Before, I thought maybe it was just a temporary blip - that someone had spiked the punch at their Christmas party, and that’s why they voted Team America as the fourth-best film of the noughties. I thought maybe they were just giddy with the excitement of 2009 finally being over - surviving the first decade of the Will-enium - and that’s why they voted Borat as the second-best.

Because it definitely seems as if they sobered up, realised what they’d done and made up for their moments of giddiness by finally doing the right thing and voting There Will Be Blood as the best film of the 2000s.

There’s no excuse for their list of the 50 best TV dramas of all time. A lot of the results are artificially inflated by bullshit sentimentality, or worse.  For example, your teenage boner for Sarah Michelle Gellar does not mean that Buffy the Vampire Slayer had better drama or was a better show than, say, Battlestar Galactica or even Band of Brothers.
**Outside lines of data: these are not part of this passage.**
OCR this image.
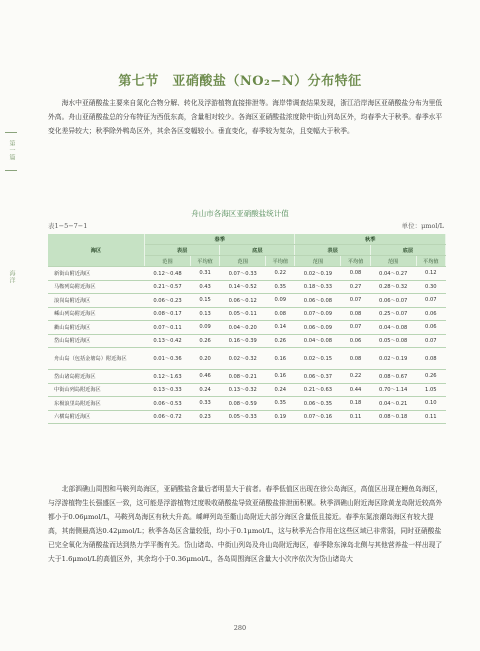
第一篇
海洋
第七节　亚硝酸盐（NO₂−N）分布特征

海水中亚硝酸盐主要来自氮化合物分解、转化及浮游植物直接排泄等。海岸带调查结果发现，浙江沿岸海区亚硝酸盐分布为里低外高。舟山亚硝酸盐总的分布特征为西低东高，含量相对较少。各海区亚硝酸盐浓度除中街山列岛区外，均春季大于秋季。春季水平变化差异较大；秋季除外鸭岛区外，其余各区变幅较小。垂直变化，春季较为复杂，且变幅大于秋季。

舟山市各海区亚硝酸盐统计值
表1−5−7−1	单位：μmol/L
海区	春季				秋季			
	表层		底层		表层		底层	
	范围	平均值	范围	平均值	范围	平均值	范围	平均值
新街山附近海区	0.12～0.48	0.31	0.07～0.33	0.22	0.02～0.19	0.08	0.04～0.27	0.12
马鞍列岛附近海区	0.21～0.57	0.43	0.14～0.52	0.35	0.18～0.33	0.27	0.28～0.32	0.30
浪岗岛附近海区	0.06～0.23	0.15	0.06～0.12	0.09	0.06～0.08	0.07	0.06～0.07	0.07
嵊山列岛附近海区	0.08～0.17	0.13	0.05～0.11	0.08	0.07～0.09	0.08	0.25～0.07	0.06
衢山岛附近海区	0.07～0.11	0.09	0.04～0.20	0.14	0.06～0.09	0.07	0.04～0.08	0.06
岱山岛附近海区	0.13～0.42	0.26	0.16～0.39	0.26	0.04～0.08	0.06	0.05～0.08	0.07
舟山岛（包括金塘岛）附近海区	0.01～0.36	0.20	0.02～0.32	0.16	0.02～0.15	0.08	0.02～0.19	0.08
岱山诸岛附近海区	0.12～1.63	0.46	0.08～0.21	0.16	0.06～0.37	0.22	0.08～0.67	0.26
中街山列岛附近海区	0.13～0.33	0.24	0.13～0.32	0.24	0.21～0.63	0.44	0.70～1.14	1.05
东极浪里岛附近海区	0.06～0.53	0.33	0.08～0.59	0.35	0.06～0.35	0.18	0.04～0.21	0.10
六横岛附近海区	0.06～0.72	0.23	0.05～0.33	0.19	0.07～0.16	0.11	0.08～0.18	0.11

北部泗礁山周围和马鞍列岛海区，亚硝酸盐含量后者明显大于前者。春季低值区出现在徐公岛海区，高值区出现在鳗鱼岛海区，与浮游植物生长强盛区一致，这可能是浮游植物过度吸收硝酸盐导致亚硝酸盐排泄面积累。秋季泗礁山附近海区除黄龙岛附近较高外都小于0.06μmol/L，马鞍列岛海区有秋大升高。嵊岬列岛至衢山岛附近大部分海区含量低且接近。春季东氮浪潮岛海区有较大提高，其南侧最高达0.42μmol/L；秋季各岛区含量较低，均小于0.1μmol/L，这与秋季光合作用在这些区域已非常弱，同时亚硝酸盐已完全氧化为硝酸盐而达到热力学平衡有关。岱山诸岛、中街山列岛及舟山岛附近海区，春季除东漳岛北侧与其他营养盐一样出现了大于1.6μmol/L的高值区外，其余均小于0.36μmol/L，各岛周围海区含量大小次序依次为岱山诸岛大

280
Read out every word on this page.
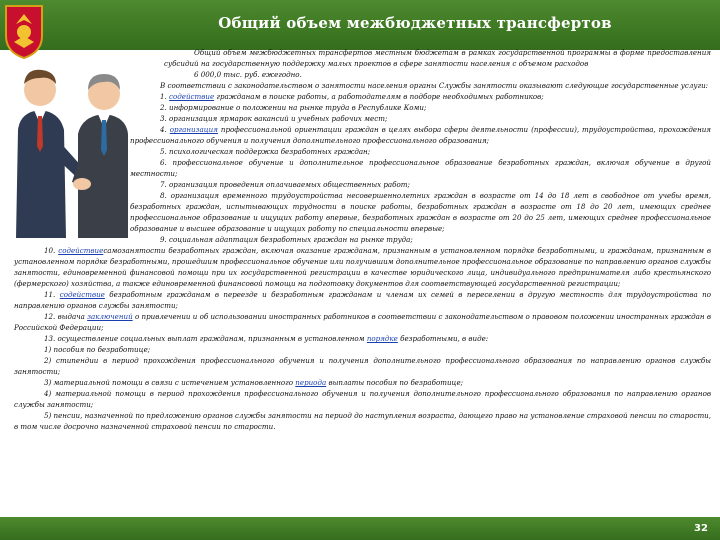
Общий объем межбюджетных трансфертов

Общий объем межбюджетных трансфертов местным бюджетам в рамках государственной программы в форме предоставления субсидий на государственную поддержку малых проектов в сфере занятости населения с объемом расходов

6 000,0 тыс. руб. ежегодно.

В соответствии с законодательством о занятости населения органы Службы занятости оказывают следующие государственные услуги:

1. содействие гражданам в поиске работы, а работодателям в подборе необходимых работников;

2. информирование о положении на рынке труда в Республике Коми;

3. организация ярмарок вакансий и учебных рабочих мест;

4. организация профессиональной ориентации граждан в целях выбора сферы деятельности (профессии), трудоустройства, прохождения профессионального обучения и получения дополнительного профессионального образования;

5. психологическая поддержка безработных граждан;

6. профессиональное обучение и дополнительное профессиональное образование безработных граждан, включая обучение в другой местности;

7. организация проведения оплачиваемых общественных работ;

8. организация временного трудоустройства несовершеннолетних граждан в возрасте от 14 до 18 лет в свободное от учебы время, безработных граждан, испытывающих трудности в поиске работы, безработных граждан в возрасте от 18 до 20 лет, имеющих среднее профессиональное образование и ищущих работу впервые, безработных граждан в возрасте от 20 до 25 лет, имеющих среднее профессиональное образование и высшее образование и ищущих работу по специальности впервые;

9. социальная адаптация безработных граждан на рынке труда;

10. содействиесамозанятости безработных граждан, включая оказание гражданам, признанным в установленном порядке безработными, и гражданам, признанным в установленном порядке безработными, прошедшим профессиональное обучение или получившим дополнительное профессиональное образование по направлению органов службы занятости, единовременной финансовой помощи при их государственной регистрации в качестве юридического лица, индивидуального предпринимателя либо крестьянского (фермерского) хозяйства, а также единовременной финансовой помощи на подготовку документов для соответствующей государственной регистрации;

11. содействие безработным гражданам в переезде и безработным гражданам и членам их семей в переселении в другую местность для трудоустройства по направлению органов службы занятости;

12. выдача заключений о привлечении и об использовании иностранных работников в соответствии с законодательством о правовом положении иностранных граждан в Российской Федерации;

13. осуществление социальных выплат гражданам, признанным в установленном порядке безработными, в виде:

1) пособия по безработице;

2) стипендии в период прохождения профессионального обучения и получения дополнительного профессионального образования по направлению органов службы занятости;

3) материальной помощи в связи с истечением установленного периода выплаты пособия по безработице;

4) материальной помощи в период прохождения профессионального обучения и получения дополнительного профессионального образования по направлению органов службы занятости;

5) пенсии, назначенной по предложению органов службы занятости на период до наступления возраста, дающего право на установление страховой пенсии по старости, в том числе досрочно назначенной страховой пенсии по старости.

32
But seriously, Mad Men at #4 and _The Wir_e at #14? Did some wires get crossed somewhere? Let’s leave aside the fact that The Wire isn’t the clear winner and focus on Mad Men for now. I’m sure that if she was still around, Vivian Mercier would describe Mad Men as the kind of show where nothing happens, a lot. In fact, so much nothing happened in the second season that I’d be hard pressed to find any one of my friends who managed to watch the entire thing without having to go back and start again. Don’t get me wrong, I still watch Mad Men, and I still enjoy it. I just think it’s a little premature to put it anywhere near the top of a list like this.

As if to acknowledge that their list is completely pants-on-head retarded, the Guardian has launched a TV club to go through some of the shows that didn’t make their list, starting with the terrific Edge of Darkness. It’s a great idea and I hope it goes on for a while.

And maybe when it comes around to 2020, their next list will be better.